Tribal colleges have explored climate change, uranium and toxic waste contamination in soil and water, shifts in flora and fauna, tribal health issues and other subjects. By law, they must partner on projects with 1862 land-grant schools such as Texas A&M and Pennsylvania State universities. That requirement may be altered in the 2012 farm bill.

At the conference, FALCON released results of a survey that showed faculty and administrators at the tribal colleges think that it is important for their schools to do research.

But respondents also said that, for researchers to do their jobs properly, the colleges should provide better access to scientific journals, research papers, data analysis software, as well as laboratories. Faculty members must have time dedicated to research, and colleges need more people with the right academic credentials, the participants said.

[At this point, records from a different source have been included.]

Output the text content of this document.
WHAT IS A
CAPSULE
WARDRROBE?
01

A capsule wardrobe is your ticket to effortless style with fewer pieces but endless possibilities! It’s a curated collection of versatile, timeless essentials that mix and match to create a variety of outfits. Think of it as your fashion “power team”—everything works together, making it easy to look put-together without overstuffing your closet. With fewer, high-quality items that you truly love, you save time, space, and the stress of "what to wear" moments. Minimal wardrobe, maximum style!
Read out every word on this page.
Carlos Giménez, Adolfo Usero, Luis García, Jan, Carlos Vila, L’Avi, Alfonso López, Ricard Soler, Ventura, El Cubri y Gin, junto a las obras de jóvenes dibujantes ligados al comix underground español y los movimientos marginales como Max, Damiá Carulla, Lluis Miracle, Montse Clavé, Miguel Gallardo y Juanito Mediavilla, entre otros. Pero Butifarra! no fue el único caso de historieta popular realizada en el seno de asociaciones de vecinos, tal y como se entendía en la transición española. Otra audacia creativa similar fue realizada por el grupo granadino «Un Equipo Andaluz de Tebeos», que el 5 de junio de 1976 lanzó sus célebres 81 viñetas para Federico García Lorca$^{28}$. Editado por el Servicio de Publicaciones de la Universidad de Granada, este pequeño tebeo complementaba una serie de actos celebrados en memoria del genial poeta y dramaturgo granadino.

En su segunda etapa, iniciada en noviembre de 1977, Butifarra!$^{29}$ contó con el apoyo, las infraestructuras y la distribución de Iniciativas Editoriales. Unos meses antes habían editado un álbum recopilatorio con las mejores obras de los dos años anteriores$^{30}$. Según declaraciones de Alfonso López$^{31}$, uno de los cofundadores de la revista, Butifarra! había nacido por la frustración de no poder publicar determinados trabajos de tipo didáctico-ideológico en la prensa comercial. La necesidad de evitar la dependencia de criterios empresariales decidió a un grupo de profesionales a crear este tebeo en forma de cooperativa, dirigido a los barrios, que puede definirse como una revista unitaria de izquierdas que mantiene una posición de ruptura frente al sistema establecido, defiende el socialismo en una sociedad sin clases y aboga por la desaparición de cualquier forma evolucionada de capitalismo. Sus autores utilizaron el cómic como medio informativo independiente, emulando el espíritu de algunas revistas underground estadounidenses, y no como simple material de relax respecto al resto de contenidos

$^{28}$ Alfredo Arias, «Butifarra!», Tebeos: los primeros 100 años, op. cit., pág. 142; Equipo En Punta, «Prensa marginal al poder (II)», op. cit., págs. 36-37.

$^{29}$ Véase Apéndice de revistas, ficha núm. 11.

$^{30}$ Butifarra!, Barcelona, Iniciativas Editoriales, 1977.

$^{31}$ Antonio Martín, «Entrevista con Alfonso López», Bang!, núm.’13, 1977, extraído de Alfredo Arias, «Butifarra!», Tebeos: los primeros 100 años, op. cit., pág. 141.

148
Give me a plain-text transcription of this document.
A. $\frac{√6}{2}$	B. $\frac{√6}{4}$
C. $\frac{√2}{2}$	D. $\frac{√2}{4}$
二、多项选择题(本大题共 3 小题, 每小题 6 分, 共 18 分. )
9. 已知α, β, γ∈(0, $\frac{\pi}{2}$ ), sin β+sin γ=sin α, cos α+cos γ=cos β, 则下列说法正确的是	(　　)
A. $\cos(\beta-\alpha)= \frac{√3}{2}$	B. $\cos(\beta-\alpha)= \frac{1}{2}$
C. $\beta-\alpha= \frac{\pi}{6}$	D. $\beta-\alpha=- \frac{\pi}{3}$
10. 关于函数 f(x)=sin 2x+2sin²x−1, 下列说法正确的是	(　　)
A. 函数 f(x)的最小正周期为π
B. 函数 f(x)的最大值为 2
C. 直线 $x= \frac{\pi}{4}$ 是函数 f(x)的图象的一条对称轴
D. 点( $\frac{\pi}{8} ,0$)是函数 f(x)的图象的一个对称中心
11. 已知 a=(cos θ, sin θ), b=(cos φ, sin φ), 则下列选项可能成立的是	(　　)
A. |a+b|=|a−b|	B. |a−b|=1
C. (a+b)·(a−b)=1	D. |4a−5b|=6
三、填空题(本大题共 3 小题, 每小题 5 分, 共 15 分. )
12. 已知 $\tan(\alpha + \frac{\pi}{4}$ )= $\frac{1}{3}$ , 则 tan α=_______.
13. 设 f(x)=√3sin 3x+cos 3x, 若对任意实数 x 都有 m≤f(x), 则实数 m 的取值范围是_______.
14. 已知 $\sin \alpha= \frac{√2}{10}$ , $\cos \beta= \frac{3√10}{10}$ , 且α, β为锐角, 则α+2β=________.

Respondents wanted to see more research into topics including the environment, culture, language, health and wellness, nutrition and green technology. In presentations at the conference, students described projects on topics such as hydrology, uranium contamination of well water, sand dune expansion, community gardens and youth camps on environmental issues.

Faculty members spoke about alternative energy, native foods, preventing youth suicide, obesity, soil quality in prairie dog habitats and food-buying habits in tribal communities. Guy thinks that colleges should unite and overcome any lingering tribal or institutional rivalries.

“We’ve got to help one another,” he said. “If we don’t, we’re not as strong. We’re doing it for the students. … It’s all about Nation-building. We’re just the mechanism.”